By Dakshana Bascaramurty

As city council considers installing surveillance cameras on Rideau Street, Centretown residents and business owners are already pondering how the decision might affect their neighbourhood.

Supporters are calling for cameras down Bank Street as well and say surveillance will deter crime and encourage residents to go out at night. But opponents question how effective the system will be and suggest it may displace crime to Centretown, instead of stopping it – if it even works at all.

The city’s transit committee tabled a report recommending the installation of closed circuit television (CCTV) surveillance at the north end of the Rideau Centre on March 21. The next step is a vote on the proposal at city council in the upcoming weeks, says Barre Campbell, a city spokesperson.

“We find condoms in our gardens, needles in our parks. At two o’clock in the morning, you’ll hear some strung-out prostitute screaming that she needs crack,” says Stephanie Strudwick, co-ordinator with Centretown’s Neighbourhood Watch Program.

Strudwick says she not only wants the cameras installed in front of the Rideau Centre, but also at the pedestrian underpass on Sussex Drive and Wellington Street, and on Bank Street between Somerset Street West and Gilmour. She says more support is needed from the community before a proposal for CCTV in Centretown can be made.

A trip to Hamilton inspired Strudwick’s support of CCTV. She says she was struck by the cleanliness of the downtown mall area and the absence of panhandlers. She contacted a Hamilton city councillor and learned that CCTV had been operating for two years.

Strudwick says she was told robberies and assaults had declined in the area by 29 per cent since the cameras’ installation.

But it is hasty to credit CCTV for a dip in Hamilton’s crime rate, says Kevin Walby, a Carleton University PhD student who has studied CCTV for three years.

“If police feel they need a way to legitimate themselves, they can always tinker with the numbers,” he says. “If the crime rates go down, it could be for a wide range of other reasons.”

Sometimes crime is displaced rather than eliminated, says Ottawa Police Const. Steven Desjourdy. “You can close x-amount of drug houses, but if you have people that are dependent on that, they might just show up in other places,” he says.

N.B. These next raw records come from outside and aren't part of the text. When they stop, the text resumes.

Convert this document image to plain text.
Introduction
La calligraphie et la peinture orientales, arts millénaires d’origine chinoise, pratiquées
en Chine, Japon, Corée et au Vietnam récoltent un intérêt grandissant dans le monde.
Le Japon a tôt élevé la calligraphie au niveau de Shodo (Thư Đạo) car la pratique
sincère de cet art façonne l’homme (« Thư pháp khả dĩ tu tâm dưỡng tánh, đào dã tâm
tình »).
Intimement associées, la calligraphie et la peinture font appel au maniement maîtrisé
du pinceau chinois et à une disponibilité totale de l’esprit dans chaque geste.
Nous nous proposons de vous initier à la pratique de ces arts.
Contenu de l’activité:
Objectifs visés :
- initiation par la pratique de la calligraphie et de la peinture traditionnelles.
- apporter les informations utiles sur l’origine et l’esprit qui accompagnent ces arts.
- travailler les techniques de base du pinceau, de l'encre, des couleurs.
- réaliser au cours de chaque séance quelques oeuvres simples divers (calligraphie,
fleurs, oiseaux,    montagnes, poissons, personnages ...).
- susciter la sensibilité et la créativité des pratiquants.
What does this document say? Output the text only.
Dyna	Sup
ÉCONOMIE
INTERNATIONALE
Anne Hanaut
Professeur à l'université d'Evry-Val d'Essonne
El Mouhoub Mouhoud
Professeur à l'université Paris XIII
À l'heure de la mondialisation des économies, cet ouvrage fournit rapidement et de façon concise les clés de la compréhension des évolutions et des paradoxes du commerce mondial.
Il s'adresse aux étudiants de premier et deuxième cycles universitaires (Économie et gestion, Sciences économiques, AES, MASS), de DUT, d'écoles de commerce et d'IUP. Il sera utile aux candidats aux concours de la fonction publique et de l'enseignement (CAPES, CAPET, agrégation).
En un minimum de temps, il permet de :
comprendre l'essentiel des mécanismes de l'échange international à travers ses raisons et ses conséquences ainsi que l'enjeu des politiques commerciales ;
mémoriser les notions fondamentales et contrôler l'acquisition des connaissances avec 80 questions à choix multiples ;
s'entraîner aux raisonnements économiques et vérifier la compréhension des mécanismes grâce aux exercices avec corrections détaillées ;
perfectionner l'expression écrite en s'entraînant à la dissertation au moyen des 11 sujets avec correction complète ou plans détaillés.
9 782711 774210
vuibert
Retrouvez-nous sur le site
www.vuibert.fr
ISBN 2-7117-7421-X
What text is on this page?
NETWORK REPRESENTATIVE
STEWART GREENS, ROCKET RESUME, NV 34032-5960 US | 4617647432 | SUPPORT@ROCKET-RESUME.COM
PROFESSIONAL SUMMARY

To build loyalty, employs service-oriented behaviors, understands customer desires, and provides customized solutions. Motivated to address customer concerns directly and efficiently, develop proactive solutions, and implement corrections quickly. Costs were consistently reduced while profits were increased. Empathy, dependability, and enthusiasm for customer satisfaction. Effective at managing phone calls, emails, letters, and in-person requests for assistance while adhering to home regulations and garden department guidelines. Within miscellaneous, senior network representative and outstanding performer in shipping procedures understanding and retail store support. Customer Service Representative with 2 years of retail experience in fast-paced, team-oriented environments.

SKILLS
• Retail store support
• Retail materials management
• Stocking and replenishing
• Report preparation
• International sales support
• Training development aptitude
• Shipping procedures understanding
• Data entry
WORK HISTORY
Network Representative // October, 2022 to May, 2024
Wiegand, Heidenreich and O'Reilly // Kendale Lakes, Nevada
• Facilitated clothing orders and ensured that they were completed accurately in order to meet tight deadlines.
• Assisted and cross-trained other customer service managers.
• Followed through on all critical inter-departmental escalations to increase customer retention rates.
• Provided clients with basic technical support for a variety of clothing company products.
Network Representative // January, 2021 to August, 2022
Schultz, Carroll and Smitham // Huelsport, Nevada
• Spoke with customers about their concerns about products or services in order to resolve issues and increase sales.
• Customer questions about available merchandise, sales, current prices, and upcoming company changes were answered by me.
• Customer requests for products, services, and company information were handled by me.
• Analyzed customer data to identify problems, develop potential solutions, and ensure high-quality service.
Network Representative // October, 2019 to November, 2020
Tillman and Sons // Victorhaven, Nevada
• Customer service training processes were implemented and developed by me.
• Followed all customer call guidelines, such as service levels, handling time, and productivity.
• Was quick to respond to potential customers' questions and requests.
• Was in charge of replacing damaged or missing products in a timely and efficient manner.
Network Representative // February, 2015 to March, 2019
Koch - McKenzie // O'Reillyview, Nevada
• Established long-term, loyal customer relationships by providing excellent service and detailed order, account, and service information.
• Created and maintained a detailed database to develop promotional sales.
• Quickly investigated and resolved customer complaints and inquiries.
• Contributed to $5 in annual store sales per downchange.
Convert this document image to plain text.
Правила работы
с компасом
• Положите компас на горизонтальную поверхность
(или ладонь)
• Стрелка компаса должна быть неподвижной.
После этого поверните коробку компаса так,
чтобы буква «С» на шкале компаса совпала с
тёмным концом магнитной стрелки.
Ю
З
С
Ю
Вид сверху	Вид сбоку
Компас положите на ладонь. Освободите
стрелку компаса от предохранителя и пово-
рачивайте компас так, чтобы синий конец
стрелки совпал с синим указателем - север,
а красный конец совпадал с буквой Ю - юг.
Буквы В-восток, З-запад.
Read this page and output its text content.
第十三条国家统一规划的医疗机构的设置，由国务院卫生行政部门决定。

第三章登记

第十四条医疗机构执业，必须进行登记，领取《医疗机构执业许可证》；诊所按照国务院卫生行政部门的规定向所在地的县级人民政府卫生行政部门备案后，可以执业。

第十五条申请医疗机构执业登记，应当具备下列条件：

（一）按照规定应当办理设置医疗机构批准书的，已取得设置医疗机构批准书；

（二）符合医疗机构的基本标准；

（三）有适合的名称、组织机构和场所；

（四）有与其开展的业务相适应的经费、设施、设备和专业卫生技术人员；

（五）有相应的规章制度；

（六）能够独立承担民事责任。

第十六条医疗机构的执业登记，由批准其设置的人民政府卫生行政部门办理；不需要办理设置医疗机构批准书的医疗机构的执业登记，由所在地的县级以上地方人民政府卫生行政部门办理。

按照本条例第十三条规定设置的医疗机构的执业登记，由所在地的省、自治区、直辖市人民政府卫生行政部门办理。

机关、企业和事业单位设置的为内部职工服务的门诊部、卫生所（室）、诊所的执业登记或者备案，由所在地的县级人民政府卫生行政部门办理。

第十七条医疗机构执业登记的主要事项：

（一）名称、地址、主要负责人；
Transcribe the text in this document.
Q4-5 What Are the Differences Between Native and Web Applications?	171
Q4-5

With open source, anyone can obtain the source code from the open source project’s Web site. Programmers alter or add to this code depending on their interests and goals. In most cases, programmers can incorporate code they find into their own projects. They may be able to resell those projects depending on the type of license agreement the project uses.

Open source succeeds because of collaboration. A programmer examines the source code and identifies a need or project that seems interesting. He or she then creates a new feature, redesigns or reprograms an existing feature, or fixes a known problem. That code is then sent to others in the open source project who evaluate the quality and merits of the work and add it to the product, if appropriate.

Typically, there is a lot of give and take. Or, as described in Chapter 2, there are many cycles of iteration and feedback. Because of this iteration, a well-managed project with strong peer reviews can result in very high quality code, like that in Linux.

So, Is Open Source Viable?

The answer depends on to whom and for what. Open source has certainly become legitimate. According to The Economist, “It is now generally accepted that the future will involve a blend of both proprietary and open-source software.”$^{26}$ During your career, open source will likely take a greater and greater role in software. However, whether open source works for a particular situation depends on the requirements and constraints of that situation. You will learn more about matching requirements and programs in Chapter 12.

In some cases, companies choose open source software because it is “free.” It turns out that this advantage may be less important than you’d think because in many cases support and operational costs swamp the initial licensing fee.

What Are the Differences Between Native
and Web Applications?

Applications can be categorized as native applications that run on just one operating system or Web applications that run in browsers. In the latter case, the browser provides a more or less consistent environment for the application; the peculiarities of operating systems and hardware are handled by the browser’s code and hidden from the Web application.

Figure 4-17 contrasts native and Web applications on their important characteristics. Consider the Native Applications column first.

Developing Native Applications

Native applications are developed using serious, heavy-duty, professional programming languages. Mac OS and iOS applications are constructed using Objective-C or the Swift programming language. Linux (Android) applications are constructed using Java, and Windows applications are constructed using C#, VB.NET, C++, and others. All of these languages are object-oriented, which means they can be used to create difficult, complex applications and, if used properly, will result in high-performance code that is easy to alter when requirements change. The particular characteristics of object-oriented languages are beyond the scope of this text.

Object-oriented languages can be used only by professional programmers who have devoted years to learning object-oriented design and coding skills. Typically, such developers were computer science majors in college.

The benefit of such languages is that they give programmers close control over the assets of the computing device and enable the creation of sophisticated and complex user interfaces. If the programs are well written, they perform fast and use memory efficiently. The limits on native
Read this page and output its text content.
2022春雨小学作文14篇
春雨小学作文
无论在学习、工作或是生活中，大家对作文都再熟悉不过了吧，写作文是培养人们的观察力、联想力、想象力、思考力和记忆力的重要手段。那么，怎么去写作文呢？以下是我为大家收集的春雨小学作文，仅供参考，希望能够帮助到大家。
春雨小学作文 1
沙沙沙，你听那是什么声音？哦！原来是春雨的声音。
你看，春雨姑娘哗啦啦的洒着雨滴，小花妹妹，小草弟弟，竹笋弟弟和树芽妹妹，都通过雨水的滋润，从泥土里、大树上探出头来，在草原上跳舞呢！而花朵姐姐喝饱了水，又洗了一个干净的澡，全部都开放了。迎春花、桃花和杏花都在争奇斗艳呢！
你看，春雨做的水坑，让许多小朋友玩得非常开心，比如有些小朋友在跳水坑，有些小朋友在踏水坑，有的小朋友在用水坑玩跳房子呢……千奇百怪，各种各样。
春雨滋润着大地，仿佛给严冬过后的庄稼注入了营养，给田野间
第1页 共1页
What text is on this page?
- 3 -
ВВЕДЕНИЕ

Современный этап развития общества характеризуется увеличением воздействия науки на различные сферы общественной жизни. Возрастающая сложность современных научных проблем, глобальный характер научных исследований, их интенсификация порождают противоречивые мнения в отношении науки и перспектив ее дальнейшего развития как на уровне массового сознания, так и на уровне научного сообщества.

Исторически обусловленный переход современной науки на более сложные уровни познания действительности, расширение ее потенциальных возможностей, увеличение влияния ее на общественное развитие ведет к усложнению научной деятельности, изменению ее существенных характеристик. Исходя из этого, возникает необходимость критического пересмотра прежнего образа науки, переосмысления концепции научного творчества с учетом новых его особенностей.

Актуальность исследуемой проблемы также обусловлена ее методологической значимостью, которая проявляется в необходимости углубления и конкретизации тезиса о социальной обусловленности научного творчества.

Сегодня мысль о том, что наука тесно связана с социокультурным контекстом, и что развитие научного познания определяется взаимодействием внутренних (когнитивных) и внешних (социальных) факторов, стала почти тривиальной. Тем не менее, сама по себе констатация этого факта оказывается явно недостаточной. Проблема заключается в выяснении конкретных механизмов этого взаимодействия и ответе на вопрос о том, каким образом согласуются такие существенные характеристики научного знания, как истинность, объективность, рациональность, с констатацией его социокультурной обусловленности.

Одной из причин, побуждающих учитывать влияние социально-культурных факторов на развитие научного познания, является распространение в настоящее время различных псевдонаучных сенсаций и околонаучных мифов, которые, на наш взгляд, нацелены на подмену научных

Walby says he analyzed CCTV initiatives in Sudbury, London and Hamilton and was not convinced the investment was wise.

The projected cost for such a system in Peterborough is $85,000 for the cameras and $400,000 for monitoring and maintenance, says Walby.

In Winnipeg, a city closer to Ottawa’s size, it would be $1.2 million.

Even if the system is expensive and crime migrates to Centretown, business owner Umed Behruz says he supports CCTV.

Behruz manages the Second Cup coffee shop at Bank Street and Somerset Street West, one of the spots where Strudwick recommended installing cameras. He says Rideau Street is a good starting place.

Strudwick says Bank Street and Somerset Street West needs surveillance because Hartman’s Your Independent Grocer attracts many beggars, especially in April when the weather gets warmer. She says the intersection is also a hub for drug deals, which Behruz also lists as a problem.

“I’m here, I work all the time. I see drug deals right in front of my store during the middle of the day,” he says.

Rideau-Vanier Ward Coun. Georges Bédard says he supports CCTV in areas with increased criminal activity.

But Walby says money for the CCTV system should instead be spent on maintaining homeless shelters and outreach programs.

“It would be a much more humane way to go about it. Instead, they want to use the technological fix.”